Inflammation is an immunological double-edged sword. On one hand, the physiological changes that allow the body to mount an acute response to foreign substances, that if left unchecked could do great harm, have undoubtedly shaped the evolution of our species. Conversely, however, chronic inflammation, which results when old age, stress, or environmental toxins keep the body’s immune system in overdrive, can contribute to a variety of devastating diseases, from Alzheimer’s and Parkinson’s to diabetes and cancer.

Thankfully now, investigators at the University of California (UC), Berkeley, have identified a molecular “switch” that controls the immune machinery responsible for chronic inflammation in the body. Findings from the new study—published recently in Cell Metabolism through an article titled “An Acetylation Switch of the NLRP3 Inflammasome Regulates Aging-Associated Chronic Inflammation and Insulin Resistance”—could lead to new ways to halt or even reverse many of these age-related conditions.

In the current study, the researchers showed that a bulky collection of immune proteins called the NLRP3 inflammasome—responsible for sensing potential threats to the body and launching an inflammation response—can be essentially switched off by removing a small bit of molecular matter in a process called deacetylation.

“My lab is very interested in understanding the reversibility of aging,” said senior study investigator Danica Chen, PhD, associate professor of metabolic biology, nutritional sciences, and toxicology at UC Berkeley. “In the past, we showed that aged stem cells can be rejuvenated. Now, we are asking: to what extent can aging be reversed? And we are doing that by looking at physiological conditions, like inflammation and insulin resistance, that have been associated with aging-related degeneration and diseases.”

Interestingly, overactivation of the NLRP3 inflammasome has been linked to a variety of chronic conditions, including multiple sclerosis, cancer, diabetes, and dementia. Chen’s results suggest that drugs targeted toward deacetylating or switching off, this NLRP3 inflammasome might help prevent or treat these conditions and possibly age-related degeneration in general.

“This acetylation can serve as a switch,” Chen noted. “So, when it is acetylated, this inflammasome is on. When it is deacetylated, the inflammasome is off.”

By studying mouse macrophages, the team found that a protein called SIRT2 is responsible for deacetylating the NLRP3 inflammasome. Mice that were bred with a genetic mutation that prevented them from producing SIRT2 showed more signs of inflammation at the ripe old age of two than their normal counterparts. These mice also exhibited higher insulin resistance, a condition associated with type 2 diabetes and metabolic syndrome.

“We showed that NLRP3, a pattern recognition receptor, is modified by acetylation in macrophages and is deacetylated by SIRT2, an NAD+-dependent deacetylase and a metabolic sensor,” the authors wrote. “We have developed a cell-based system that models aging-associated inflammation, a defined co-culture system that simulates the effects of inflammatory milieu on insulin resistance in metabolic tissues during aging, and aging mouse models; and demonstrate that SIRT2 and NLRP3 deacetylation prevent, and can be targeted to reverse, aging-associated inflammation and insulin resistance.”

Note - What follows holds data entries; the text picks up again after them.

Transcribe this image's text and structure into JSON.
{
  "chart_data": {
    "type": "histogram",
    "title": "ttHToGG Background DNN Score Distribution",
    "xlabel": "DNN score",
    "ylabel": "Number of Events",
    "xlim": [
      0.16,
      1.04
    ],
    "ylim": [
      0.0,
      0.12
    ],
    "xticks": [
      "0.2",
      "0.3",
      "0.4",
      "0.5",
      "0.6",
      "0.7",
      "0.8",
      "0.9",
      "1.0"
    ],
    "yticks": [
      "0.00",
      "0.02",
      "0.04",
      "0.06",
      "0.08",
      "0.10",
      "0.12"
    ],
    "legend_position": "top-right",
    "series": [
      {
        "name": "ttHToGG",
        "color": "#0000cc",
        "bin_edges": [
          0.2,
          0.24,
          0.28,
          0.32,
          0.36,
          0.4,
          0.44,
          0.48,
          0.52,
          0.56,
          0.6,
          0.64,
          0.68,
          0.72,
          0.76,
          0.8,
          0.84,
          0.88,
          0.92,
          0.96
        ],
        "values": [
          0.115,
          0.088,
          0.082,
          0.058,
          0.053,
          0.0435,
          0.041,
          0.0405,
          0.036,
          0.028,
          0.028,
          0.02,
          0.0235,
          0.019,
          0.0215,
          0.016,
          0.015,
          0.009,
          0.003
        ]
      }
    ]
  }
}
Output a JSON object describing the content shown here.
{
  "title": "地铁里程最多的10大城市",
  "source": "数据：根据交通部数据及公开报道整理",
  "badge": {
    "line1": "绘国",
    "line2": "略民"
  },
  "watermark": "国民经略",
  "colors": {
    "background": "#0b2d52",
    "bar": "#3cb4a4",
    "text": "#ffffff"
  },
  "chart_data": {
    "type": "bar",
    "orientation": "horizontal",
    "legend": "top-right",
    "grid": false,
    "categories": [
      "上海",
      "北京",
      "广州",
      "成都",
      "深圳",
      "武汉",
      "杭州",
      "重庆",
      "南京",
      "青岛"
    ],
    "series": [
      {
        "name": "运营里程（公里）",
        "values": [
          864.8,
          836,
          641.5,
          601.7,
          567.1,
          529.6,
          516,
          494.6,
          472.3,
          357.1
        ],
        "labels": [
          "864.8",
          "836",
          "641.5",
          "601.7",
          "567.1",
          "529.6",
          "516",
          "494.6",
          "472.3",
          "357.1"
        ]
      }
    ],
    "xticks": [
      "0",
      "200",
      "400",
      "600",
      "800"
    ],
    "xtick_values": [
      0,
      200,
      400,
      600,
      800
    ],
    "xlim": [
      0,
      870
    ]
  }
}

The team also studied older mice whose immune systems had been destroyed with radiation and then reconstituted with blood stem cells that produced either the deacetylated or the acetylated version of the NLRP3 inflammasome. Those who were given the deacetylated, or “off,” version of the inflammasome had improved insulin resistance after six weeks, indicating that switching off this immune machinery might reverse the course of metabolic disease.

“I think this finding has very important implications in treating major human chronic diseases,” Chen concluded. “It’s also a timely question to ask because, in the past year, many promising Alzheimer’s disease trials ended in failure. One possible explanation is that treatment starts too late, and it has gone to the point of no return. So, I think it’s more urgent than ever to understand the reversibility of aging-related conditions and use that knowledge to aid drug development for aging-related diseases.”